Frequently Asked Questions

Can two RTX 4090s run Llama 70B?

Yes. Two RTX 4090s provide 48GB of combined VRAM. Llama 3.1 70B at Q4_K_M quantization requires approximately 42GB, which fits comfortably. With PCIe tensor parallelism, you can expect around 25-30 tokens per second — usable for local inference, though slower than a dedicated datacenter GPU with NVLink.

Do RTX 4090s support NVLink?

No. NVIDIA removed NVLink from consumer GPUs starting with the Ada Lovelace generation (RTX 40 series). Multi-GPU 4090 setups communicate over PCIe Gen4, which provides approximately 32 GB/s per direction — around 28x less bandwidth than H100 SXM NVLink. This results in roughly 0.70x scaling efficiency (30% overhead) for tensor-parallel inference.

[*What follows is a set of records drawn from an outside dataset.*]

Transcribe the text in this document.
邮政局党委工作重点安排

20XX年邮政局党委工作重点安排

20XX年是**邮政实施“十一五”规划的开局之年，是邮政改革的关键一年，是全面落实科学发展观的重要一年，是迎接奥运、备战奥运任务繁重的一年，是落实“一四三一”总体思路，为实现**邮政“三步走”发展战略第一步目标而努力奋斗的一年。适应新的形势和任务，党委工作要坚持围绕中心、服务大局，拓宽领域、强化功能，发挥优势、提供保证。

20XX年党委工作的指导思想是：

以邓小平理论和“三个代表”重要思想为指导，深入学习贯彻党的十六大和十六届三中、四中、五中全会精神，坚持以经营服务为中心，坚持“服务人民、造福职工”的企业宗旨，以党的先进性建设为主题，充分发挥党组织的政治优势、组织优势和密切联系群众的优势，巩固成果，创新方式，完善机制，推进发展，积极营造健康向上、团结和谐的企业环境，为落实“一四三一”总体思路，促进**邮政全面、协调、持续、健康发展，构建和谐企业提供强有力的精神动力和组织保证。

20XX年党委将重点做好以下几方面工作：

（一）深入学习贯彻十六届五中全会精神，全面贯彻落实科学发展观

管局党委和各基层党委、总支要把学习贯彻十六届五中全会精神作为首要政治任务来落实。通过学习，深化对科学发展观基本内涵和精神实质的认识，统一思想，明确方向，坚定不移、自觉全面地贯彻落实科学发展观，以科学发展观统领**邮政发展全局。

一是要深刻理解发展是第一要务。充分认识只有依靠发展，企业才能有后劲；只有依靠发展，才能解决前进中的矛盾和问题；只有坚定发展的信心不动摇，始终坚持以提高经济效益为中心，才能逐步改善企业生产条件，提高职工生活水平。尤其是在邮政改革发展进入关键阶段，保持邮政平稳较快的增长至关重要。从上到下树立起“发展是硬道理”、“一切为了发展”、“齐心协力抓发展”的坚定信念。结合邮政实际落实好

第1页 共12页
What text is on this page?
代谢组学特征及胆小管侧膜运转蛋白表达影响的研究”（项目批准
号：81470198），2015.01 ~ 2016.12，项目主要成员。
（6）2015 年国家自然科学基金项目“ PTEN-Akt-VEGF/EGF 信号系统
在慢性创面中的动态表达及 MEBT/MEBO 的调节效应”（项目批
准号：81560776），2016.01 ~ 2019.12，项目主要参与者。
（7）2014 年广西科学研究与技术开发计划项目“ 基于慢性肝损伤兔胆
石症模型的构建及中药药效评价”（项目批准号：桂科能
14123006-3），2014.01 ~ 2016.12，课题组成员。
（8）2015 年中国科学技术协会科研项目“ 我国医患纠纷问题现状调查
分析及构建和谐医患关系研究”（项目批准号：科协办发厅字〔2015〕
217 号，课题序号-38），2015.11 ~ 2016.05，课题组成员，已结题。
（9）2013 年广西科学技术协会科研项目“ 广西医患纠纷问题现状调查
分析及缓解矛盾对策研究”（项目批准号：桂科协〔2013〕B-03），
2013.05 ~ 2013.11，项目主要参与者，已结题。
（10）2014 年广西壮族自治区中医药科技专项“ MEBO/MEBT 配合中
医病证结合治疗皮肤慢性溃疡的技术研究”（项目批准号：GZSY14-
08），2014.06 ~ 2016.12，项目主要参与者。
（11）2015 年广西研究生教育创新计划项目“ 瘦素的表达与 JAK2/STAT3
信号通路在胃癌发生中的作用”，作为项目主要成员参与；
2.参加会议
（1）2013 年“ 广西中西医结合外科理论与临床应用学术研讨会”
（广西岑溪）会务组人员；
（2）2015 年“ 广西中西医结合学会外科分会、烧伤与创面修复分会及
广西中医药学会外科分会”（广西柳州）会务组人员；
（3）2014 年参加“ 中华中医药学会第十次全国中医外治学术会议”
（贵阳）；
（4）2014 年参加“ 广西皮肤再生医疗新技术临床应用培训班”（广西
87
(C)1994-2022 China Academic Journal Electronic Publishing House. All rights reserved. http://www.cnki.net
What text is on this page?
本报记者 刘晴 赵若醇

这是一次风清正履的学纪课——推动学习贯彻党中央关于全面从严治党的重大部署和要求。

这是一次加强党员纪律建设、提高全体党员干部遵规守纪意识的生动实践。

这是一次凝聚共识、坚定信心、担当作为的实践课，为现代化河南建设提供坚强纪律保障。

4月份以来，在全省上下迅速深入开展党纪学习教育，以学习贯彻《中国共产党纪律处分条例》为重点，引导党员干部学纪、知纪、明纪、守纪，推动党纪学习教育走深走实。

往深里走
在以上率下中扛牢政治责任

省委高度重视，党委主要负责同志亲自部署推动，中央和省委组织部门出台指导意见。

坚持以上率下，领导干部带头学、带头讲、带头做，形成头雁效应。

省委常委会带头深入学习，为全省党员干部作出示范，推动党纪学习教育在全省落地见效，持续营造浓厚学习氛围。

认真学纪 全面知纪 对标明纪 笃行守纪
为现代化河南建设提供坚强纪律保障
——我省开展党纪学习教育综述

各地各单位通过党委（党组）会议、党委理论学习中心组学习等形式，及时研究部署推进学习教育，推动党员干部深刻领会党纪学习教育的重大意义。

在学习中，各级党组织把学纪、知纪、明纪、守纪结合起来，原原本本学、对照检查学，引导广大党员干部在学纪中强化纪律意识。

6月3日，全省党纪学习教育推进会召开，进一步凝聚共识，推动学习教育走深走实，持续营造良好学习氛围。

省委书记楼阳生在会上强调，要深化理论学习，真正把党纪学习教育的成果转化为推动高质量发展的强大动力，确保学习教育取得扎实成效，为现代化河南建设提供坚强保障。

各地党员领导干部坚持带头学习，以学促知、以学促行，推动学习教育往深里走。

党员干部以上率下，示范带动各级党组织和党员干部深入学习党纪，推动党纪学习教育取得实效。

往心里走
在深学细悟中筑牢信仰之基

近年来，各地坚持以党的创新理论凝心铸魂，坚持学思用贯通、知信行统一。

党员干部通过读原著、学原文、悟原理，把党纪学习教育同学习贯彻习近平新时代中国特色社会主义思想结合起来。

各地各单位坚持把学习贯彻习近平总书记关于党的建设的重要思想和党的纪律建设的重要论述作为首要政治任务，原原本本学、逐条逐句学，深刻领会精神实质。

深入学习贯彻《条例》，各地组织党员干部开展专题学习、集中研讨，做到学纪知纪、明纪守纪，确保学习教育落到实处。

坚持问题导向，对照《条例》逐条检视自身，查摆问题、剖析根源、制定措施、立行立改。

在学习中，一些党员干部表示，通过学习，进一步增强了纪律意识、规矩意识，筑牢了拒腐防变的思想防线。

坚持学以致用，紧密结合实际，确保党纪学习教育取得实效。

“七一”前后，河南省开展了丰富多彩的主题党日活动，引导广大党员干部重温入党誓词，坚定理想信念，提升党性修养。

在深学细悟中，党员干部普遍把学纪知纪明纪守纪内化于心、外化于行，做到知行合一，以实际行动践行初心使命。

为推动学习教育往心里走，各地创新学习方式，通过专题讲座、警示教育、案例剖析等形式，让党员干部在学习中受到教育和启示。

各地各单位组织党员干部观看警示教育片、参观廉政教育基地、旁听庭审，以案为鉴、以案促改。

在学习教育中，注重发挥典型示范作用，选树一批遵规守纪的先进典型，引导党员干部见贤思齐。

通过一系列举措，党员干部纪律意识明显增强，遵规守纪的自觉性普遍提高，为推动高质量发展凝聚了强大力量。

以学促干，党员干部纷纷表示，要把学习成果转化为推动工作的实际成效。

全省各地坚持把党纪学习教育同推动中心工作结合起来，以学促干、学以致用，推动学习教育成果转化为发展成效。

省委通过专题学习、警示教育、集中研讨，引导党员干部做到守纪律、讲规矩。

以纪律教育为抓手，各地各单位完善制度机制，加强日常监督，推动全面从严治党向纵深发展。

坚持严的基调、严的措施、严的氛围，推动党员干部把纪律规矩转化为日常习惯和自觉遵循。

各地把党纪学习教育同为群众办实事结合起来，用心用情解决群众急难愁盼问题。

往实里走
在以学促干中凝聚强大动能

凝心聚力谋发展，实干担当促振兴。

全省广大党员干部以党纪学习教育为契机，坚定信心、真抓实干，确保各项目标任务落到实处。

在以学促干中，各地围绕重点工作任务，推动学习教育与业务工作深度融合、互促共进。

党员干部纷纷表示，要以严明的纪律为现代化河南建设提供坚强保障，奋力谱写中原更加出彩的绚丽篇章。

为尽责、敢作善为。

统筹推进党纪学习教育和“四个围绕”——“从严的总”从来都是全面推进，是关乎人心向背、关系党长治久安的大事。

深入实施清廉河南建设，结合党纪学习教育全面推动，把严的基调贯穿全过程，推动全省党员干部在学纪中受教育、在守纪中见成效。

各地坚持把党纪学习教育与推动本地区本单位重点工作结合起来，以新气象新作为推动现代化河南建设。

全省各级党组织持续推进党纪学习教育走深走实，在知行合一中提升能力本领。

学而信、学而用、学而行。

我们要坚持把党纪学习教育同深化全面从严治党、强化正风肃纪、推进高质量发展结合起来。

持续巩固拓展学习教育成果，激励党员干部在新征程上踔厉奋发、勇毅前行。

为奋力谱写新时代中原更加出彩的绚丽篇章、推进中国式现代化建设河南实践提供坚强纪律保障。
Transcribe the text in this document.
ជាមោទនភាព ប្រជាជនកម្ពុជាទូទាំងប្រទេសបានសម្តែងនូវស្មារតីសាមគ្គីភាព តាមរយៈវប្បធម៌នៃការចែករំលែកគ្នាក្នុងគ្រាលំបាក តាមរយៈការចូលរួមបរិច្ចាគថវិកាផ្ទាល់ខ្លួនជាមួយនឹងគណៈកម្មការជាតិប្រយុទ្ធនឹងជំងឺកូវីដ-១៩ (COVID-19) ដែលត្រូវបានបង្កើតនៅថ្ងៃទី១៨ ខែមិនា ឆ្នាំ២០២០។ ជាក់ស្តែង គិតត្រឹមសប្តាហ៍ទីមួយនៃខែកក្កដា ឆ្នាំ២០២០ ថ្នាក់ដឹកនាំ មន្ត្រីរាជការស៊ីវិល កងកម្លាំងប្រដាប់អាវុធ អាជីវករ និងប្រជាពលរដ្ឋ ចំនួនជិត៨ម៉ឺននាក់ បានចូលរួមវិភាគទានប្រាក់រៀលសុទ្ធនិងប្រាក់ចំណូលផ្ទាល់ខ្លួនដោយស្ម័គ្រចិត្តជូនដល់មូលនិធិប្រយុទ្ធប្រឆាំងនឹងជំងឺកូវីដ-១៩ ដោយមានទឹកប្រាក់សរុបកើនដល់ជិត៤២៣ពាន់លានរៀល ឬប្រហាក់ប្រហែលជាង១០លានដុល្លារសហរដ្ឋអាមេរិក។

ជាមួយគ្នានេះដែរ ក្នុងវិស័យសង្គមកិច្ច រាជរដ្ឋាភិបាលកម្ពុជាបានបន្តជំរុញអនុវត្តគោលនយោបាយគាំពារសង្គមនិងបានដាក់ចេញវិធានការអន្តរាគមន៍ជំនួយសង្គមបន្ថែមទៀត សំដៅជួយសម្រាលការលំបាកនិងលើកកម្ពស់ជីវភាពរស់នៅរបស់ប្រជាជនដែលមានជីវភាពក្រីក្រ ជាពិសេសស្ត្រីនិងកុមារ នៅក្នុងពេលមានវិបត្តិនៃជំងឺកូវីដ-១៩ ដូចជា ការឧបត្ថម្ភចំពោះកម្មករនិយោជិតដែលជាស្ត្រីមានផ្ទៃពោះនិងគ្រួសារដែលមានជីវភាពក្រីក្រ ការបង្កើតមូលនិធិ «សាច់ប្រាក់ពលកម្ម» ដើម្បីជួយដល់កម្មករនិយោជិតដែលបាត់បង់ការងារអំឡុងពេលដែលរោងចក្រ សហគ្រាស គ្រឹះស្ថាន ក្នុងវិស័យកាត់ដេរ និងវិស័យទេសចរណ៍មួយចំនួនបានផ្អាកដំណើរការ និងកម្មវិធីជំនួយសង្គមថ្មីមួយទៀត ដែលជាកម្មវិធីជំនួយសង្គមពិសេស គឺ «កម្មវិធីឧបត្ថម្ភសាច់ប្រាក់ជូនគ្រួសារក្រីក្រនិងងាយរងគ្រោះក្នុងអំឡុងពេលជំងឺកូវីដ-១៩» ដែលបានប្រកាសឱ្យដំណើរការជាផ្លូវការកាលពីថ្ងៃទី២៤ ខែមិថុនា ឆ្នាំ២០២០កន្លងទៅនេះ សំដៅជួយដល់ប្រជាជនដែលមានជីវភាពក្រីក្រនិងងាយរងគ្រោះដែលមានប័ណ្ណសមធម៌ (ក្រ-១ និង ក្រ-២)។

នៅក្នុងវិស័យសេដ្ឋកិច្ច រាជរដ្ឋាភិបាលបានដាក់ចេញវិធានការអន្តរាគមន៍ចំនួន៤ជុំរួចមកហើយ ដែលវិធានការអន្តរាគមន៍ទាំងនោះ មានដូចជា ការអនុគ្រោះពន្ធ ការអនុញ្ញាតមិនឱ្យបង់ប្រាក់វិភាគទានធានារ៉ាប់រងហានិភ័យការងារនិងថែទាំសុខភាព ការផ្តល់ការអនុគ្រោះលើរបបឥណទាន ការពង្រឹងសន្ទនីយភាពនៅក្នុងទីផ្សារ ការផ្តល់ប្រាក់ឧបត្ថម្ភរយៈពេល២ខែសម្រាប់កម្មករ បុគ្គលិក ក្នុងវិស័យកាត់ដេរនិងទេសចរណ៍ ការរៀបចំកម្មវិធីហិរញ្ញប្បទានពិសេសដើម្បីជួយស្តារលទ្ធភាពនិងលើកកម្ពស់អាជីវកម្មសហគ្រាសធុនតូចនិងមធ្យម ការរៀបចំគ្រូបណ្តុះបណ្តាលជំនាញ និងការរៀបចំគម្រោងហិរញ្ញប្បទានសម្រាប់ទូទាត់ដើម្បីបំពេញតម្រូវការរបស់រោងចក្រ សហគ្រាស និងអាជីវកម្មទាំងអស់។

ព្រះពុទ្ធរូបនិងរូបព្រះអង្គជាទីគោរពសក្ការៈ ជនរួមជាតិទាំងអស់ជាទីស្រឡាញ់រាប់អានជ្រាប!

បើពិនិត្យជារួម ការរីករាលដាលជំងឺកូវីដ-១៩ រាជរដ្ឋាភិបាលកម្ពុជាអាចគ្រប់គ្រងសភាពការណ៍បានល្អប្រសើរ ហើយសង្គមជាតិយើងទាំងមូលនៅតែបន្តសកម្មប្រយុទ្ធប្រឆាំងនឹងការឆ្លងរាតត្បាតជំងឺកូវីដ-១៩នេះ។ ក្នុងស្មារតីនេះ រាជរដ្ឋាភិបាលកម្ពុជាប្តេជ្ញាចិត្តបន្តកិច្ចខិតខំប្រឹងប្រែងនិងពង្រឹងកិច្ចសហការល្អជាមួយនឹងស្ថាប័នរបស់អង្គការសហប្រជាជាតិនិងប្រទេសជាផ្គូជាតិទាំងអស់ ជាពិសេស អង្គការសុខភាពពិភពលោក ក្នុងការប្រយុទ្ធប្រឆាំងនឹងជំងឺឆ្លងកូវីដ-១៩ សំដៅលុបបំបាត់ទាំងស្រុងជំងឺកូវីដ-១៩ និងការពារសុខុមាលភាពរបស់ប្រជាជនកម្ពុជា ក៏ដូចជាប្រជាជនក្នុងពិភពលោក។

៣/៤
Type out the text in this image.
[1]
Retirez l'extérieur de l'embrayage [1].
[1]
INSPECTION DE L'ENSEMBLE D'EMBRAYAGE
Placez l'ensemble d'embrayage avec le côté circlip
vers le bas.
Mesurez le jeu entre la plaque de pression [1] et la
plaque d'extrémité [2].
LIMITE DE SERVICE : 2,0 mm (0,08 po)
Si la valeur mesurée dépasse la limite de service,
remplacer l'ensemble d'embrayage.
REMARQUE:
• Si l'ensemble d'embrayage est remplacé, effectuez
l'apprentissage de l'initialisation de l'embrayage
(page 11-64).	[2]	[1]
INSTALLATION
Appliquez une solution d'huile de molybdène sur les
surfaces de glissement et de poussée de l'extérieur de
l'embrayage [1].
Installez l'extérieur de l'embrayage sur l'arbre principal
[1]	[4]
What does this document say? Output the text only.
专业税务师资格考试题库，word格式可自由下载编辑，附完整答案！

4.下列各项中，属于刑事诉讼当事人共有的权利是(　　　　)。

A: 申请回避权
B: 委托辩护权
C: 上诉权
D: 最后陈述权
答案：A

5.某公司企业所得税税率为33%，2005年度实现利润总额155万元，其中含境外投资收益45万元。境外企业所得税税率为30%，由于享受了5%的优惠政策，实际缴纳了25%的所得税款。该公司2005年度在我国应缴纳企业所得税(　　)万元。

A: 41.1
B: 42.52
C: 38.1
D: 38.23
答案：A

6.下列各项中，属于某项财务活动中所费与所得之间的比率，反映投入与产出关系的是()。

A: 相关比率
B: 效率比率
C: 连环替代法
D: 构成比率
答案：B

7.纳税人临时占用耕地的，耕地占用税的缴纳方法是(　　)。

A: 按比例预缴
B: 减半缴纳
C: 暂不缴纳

Is 2x RTX 4090 worth it vs buying one RTX 5090?

For AI inference specifically, yes — 2x RTX 4090 (48GB combined) is significantly more capable than a single RTX 5090 (32GB) for running large models. The RTX 5090 cannot fit Llama 70B at Q4 without offloading, while 2x 4090 handles the entire 70B class comfortably. The trade-off is higher power draw (900W combined vs ~600W) and more complex setup.

What's the performance penalty of 2x RTX 4090 vs a single 80GB GPU?

About 30% throughput loss due to PCIe communication overhead versus a single-card setup. A single NVIDIA H100 80GB PCIe would be roughly 40% faster at the same model due to no inter-GPU communication cost and better memory bandwidth per GB. However, the H100 costs around $30,000 new — approximately 19x the price of a used 4090.

Can I use 3x or 4x RTX 4090?

Technically yes with vLLM or llama.cpp. However, PCIe bandwidth becomes a severe bottleneck beyond 2 GPUs, and diminishing returns are significant. Most consumer motherboards also lack three or four x16 PCIe slots with adequate spacing for triple-slot 4090 cards. For most users, 2x 4090 is the practical maximum. Beyond that, consider professional-grade alternatives.

Which is better for 2x 4090: vLLM or llama.cpp?

vLLM is better if you are serving an API or need to handle multiple concurrent requests — its continuous batching amortizes the PCIe overhead across larger batch sizes. llama.cpp is better for single-user local inference: lower overhead, easier to configure, and supports GGUF quantized models directly. Ollama (which uses llama.cpp underneath) is the easiest entry point for beginners.